[PATCH] Add basic event handling in the NetBSD target

Sun Apr 26 21:14:34 GMT 2020

On 2020-04-24 6:09 a.m., Kamil Rytarowski wrote:
>> I know that you'll say it's because FreeBSD does it this way, but still it surprised
>> me.  If the core of GDB asks to resume one specific thread, it doesn't mean you should
>> suspend the other threads, they should just be left in whatever state they are.  Is there
>> a reason to stop the other threads here?
>>
> 
> In Linux there can be non-stop mode and threads are managed (stopped,
> started, etc) individually. On NetBSD we can start and stop the whole
> process, regardless of the number of threads in it.
> 
> We need to set the state of all threads before PT_CONTINUE (or assume
> unchanged state of them).
> 
> If a thread is not expected to be suspended, we shall set its flag to
> resume. The same for single-step (PT_STEP). This approach simplifies the
> implementation as I don't need to track internally which thread has what
> status and merely save a few syscalls.

Ok.

>>> +    }
>>> +   else
>>> +    {
>>> +      /* If ptid is a wildcard, resume all matching threads (they won't run
>>> +         until the process is continued however).  */
>>> +      for (thread_info *tp : all_non_exited_threads (this, ptid))
>>> +        if (ptrace (PT_RESUME, tp->ptid.pid (), NULL, tp->ptid.lwp ()) == -1)
>>> +          perror_with_name (("ptrace"));
>>> +      ptid = inferior_ptid;
>>
>> Can you explain this?  Ideally the resume method should not rely on inferior_ptid.  We
>> are working on reducing the dependencies on this global, in favor of passing the context
>> by parameters.  Here, the `ptid` parameter should be enough.
>>
> 
> The caller can pass minus_one_ptid, which makes no sense for NetBSD and
> certainly in the multi-target support.
> 
> Scenarios, as I can see them on NetBSD:
> 
>  - passing ptid_t (pid, 0, 0) -> resume the whole process with all the
> threads
>  - passing ptid_t (pid, lwp, 0) -> resume pid::lwp with all the other
> threads suspended in pid (`set scheduler-lock')
>  - passing ptid_t (-1, ?, ?) -> confusion to me so I try to find any
> fallback
> 
> If we can abandon the -1 case, I can drop the inferior_ptid usage. If
> the core no longer passes -1 (it could be), we shall cleanup existing
> code that handles this as it could happen. If a refactoring can happen,
> this shall be followed by addition of gdb_assert(ptid != minus_one_ptid).

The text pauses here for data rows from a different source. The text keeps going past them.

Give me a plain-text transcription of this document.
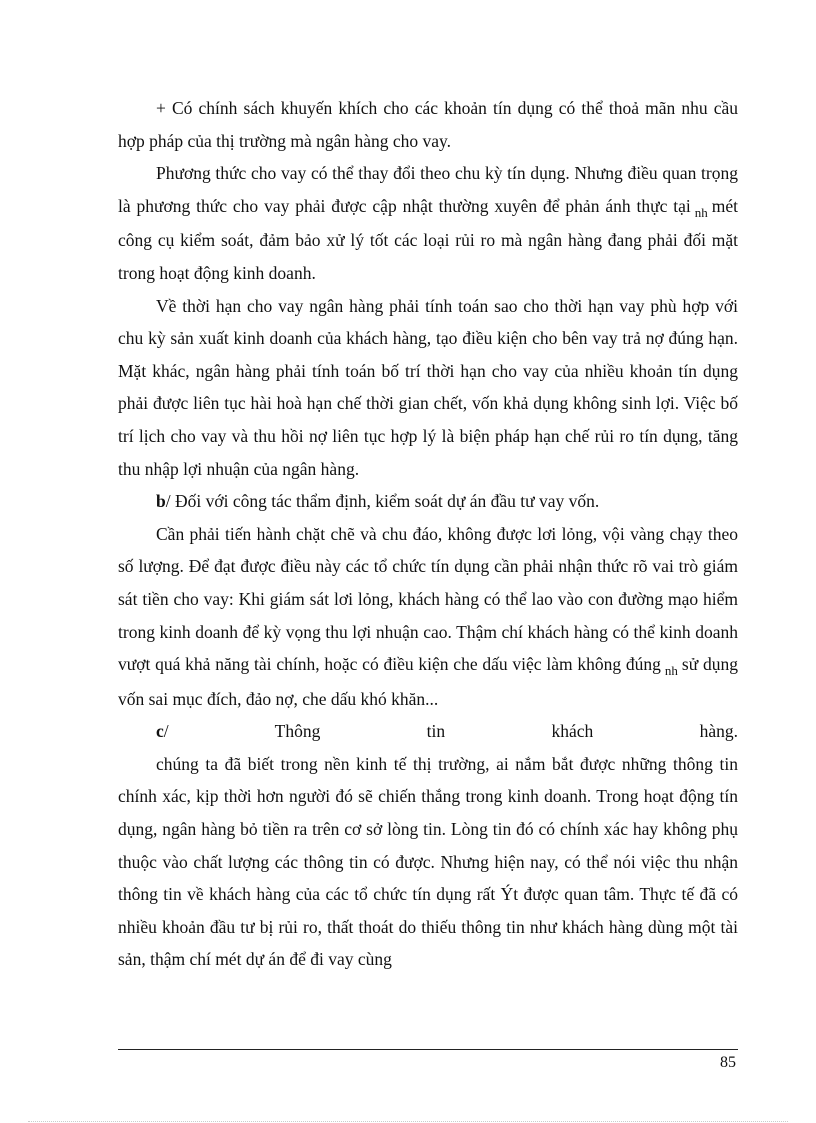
+ Có chính sách khuyến khích cho các khoản tín dụng có thể thoả mãn nhu cầu hợp pháp của thị trường mà ngân hàng cho vay.

Phương thức cho vay có thể thay đổi theo chu kỳ tín dụng. Nhưng điều quan trọng là phương thức cho vay phải được cập nhật thường xuyên để phản ánh thực tại $_{nh}$ mét công cụ kiểm soát, đảm bảo xử lý tốt các loại rủi ro mà ngân hàng đang phải đối mặt trong hoạt động kinh doanh.

Về thời hạn cho vay ngân hàng phải tính toán sao cho thời hạn vay phù hợp với chu kỳ sản xuất kinh doanh của khách hàng, tạo điều kiện cho bên vay trả nợ đúng hạn. Mặt khác, ngân hàng phải tính toán bố trí thời hạn cho vay của nhiều khoản tín dụng phải được liên tục hài hoà hạn chế thời gian chết, vốn khả dụng không sinh lợi. Việc bố trí lịch cho vay và thu hồi nợ liên tục hợp lý là biện pháp hạn chế rủi ro tín dụng, tăng thu nhập lợi nhuận của ngân hàng.

b/ Đối với công tác thẩm định, kiểm soát dự án đầu tư vay vốn.

Cần phải tiến hành chặt chẽ và chu đáo, không được lơi lỏng, vội vàng chạy theo số lượng. Để đạt được điều này các tổ chức tín dụng cần phải nhận thức rõ vai trò giám sát tiền cho vay: Khi giám sát lơi lỏng, khách hàng có thể lao vào con đường mạo hiểm trong kinh doanh để kỳ vọng thu lợi nhuận cao. Thậm chí khách hàng có thể kinh doanh vượt quá khả năng tài chính, hoặc có điều kiện che dấu việc làm không đúng $_{nh}$ sử dụng vốn sai mục đích, đảo nợ, che dấu khó khăn...

c/ Thông tin khách hàng.

chúng ta đã biết trong nền kinh tế thị trường, ai nắm bắt được những thông tin chính xác, kịp thời hơn người đó sẽ chiến thắng trong kinh doanh. Trong hoạt động tín dụng, ngân hàng bỏ tiền ra trên cơ sở lòng tin. Lòng tin đó có chính xác hay không phụ thuộc vào chất lượng các thông tin có được. Nhưng hiện nay, có thể nói việc thu nhận thông tin về khách hàng của các tổ chức tín dụng rất Ýt được quan tâm. Thực tế đã có nhiều khoản đầu tư bị rủi ro, thất thoát do thiếu thông tin như khách hàng dùng một tài sản, thậm chí mét dự án để đi vay cùng

85
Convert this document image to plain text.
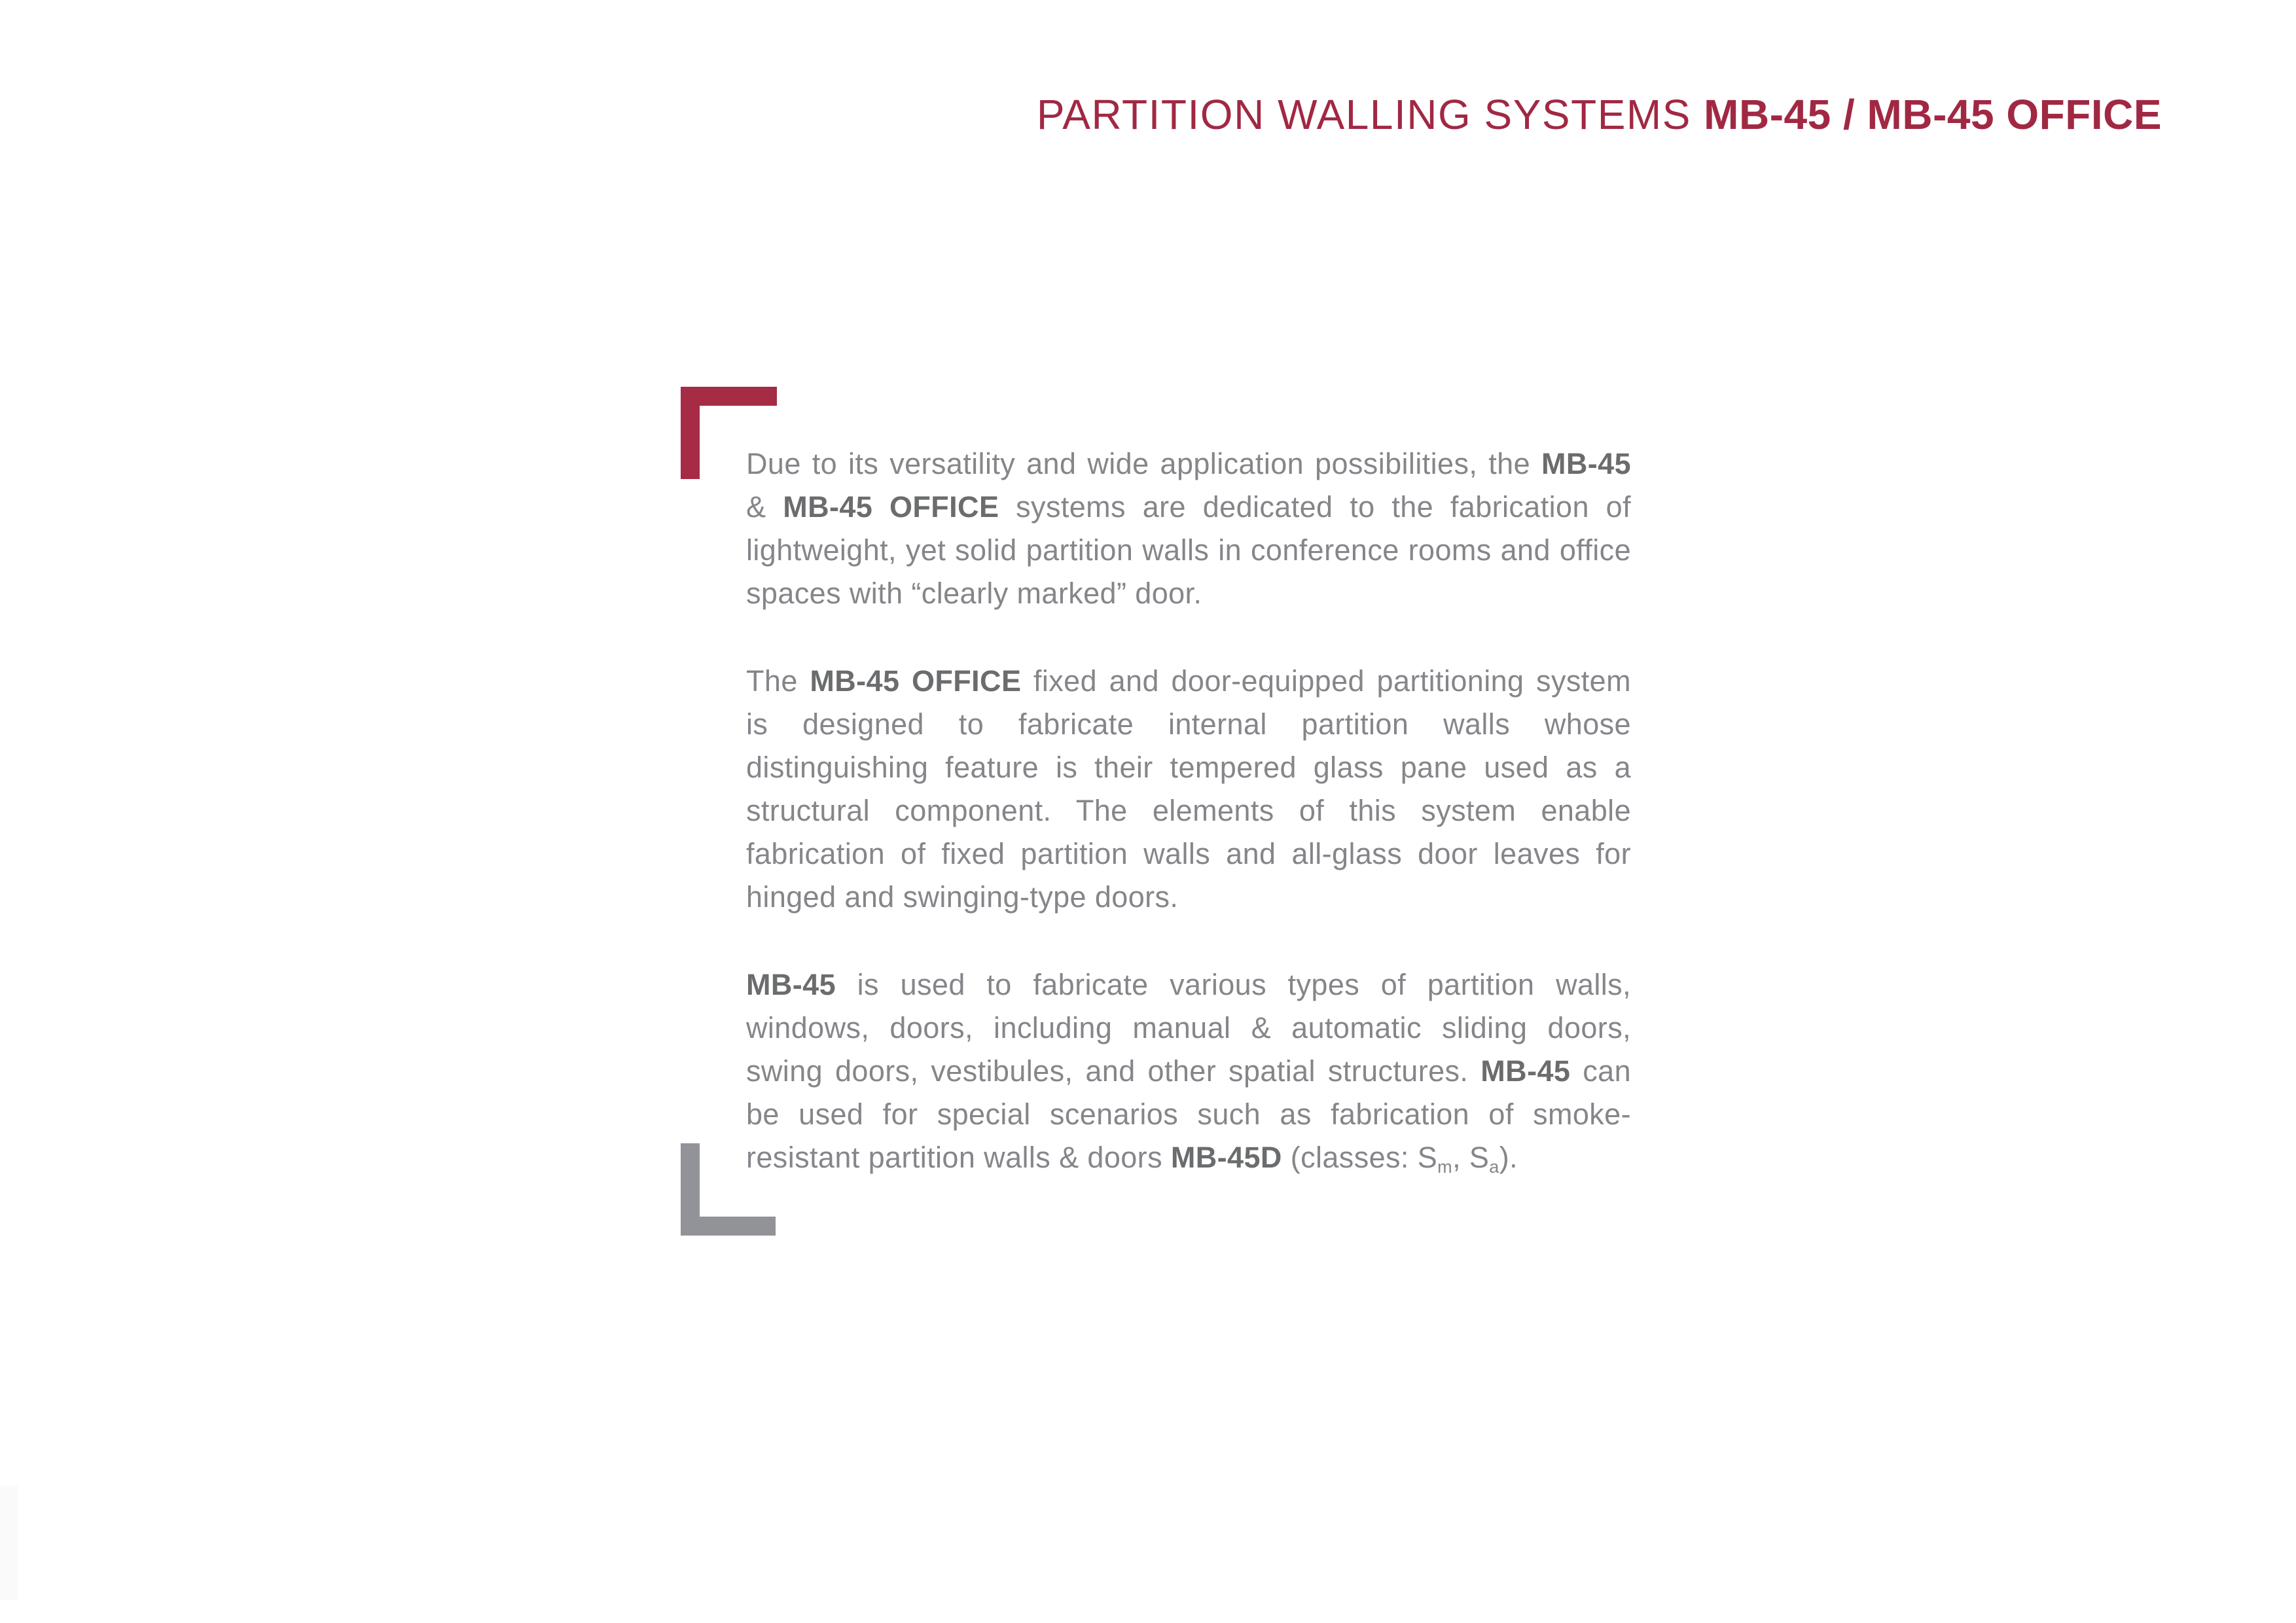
PARTITION WALLING SYSTEMS MB-45 / MB-45 OFFICE

Due to its versatility and wide application possibilities, the MB-45 & MB-45 OFFICE systems are dedicated to the fabrication of lightweight, yet solid partition walls in conference rooms and office spaces with “clearly marked” door.

The MB-45 OFFICE fixed and door-equipped partitioning system is designed to fabricate internal partition walls whose distinguishing feature is their tempered glass pane used as a structural component. The elements of this system enable fabrication of fixed partition walls and all-glass door leaves for hinged and swinging-type doors.

MB-45 is used to fabricate various types of partition walls, windows, doors, including manual & automatic sliding doors, swing doors, vestibules, and other spatial structures. MB-45 can be used for special scenarios such as fabrication of smoke-resistant partition walls & doors MB-45D (classes: Sm, Sa).
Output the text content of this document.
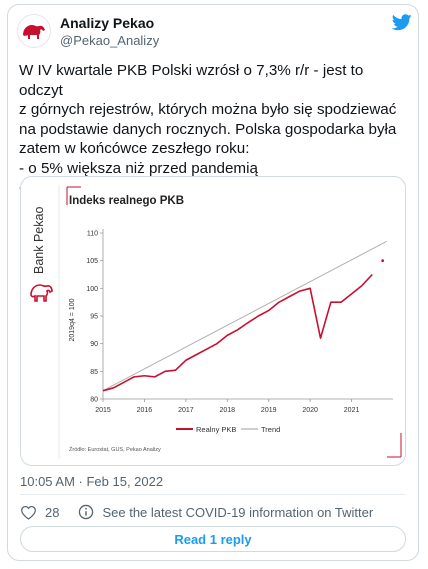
Analizy Pekao
@Pekao_Analizy
W IV kwartale PKB Polski wzrósł o 7,3% r/r - jest to odczyt
z górnych rejestrów, których można było się spodziewać
na podstawie danych rocznych. Polska gospodarka była
zatem w końcówce zeszłego roku:
- o 5% większa niż przed pandemią

Bank Pekao
Indeks realnego PKB
2019q4 = 100
80
85
90
95
100
105
110
2015	2016	2017	2018	2019	2020	2021
Realny PKB	Trend
Źródło: Eurostat, GUS, Pekao Analizy
10:05 AM · Feb 15, 2022
28	See the latest COVID-19 information on Twitter
Read 1 reply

Or a 4th one: resume all threads of all processes that this target manages.

I don't know off-hand if the core of GDB today can pass minus_one_ptid.  You could
add such an assert, run all your tests, and if everything works, conclude it's not
needed.  If the assert is hit, you'll know why.

>>> +      /* The common code passes WNOHANG that leads to crashes, overwrite it.  */
>>> +      pid = waitpid (ptid.pid (), &status, 0);
>>
>> What is crashing exactly?
>>
> 
> The core code asks to waitpid() with WNOHANG, receives pid=0 (nobody)
> and crashes.
> 
> It's a generic bug that shall be fixed... but it looks like nobody
> really obeys the core and the 3rd argument is overwritten (compare:
> rs6000-nat.c, obsd-nat.c, inf-ptrace.c or Linux...).
> 
> I've landed into more similar generic nuances during my effort on GDB,
> that handling events promptly can crash the core and I need to change
> the behavior to emulate other kernels.
> 
> It would be better to fix the core, but it is not NetBSD's fault and not
> a blocker for NetBSD support.
> 
> If there is interest in fixing it, I can file a bug report
> independently. I don't pledge to work on it myself (at least as long as
> I can merely focus on one kernel support).

Ok, I'm fine with doing this and documenting it somewhere.

Simon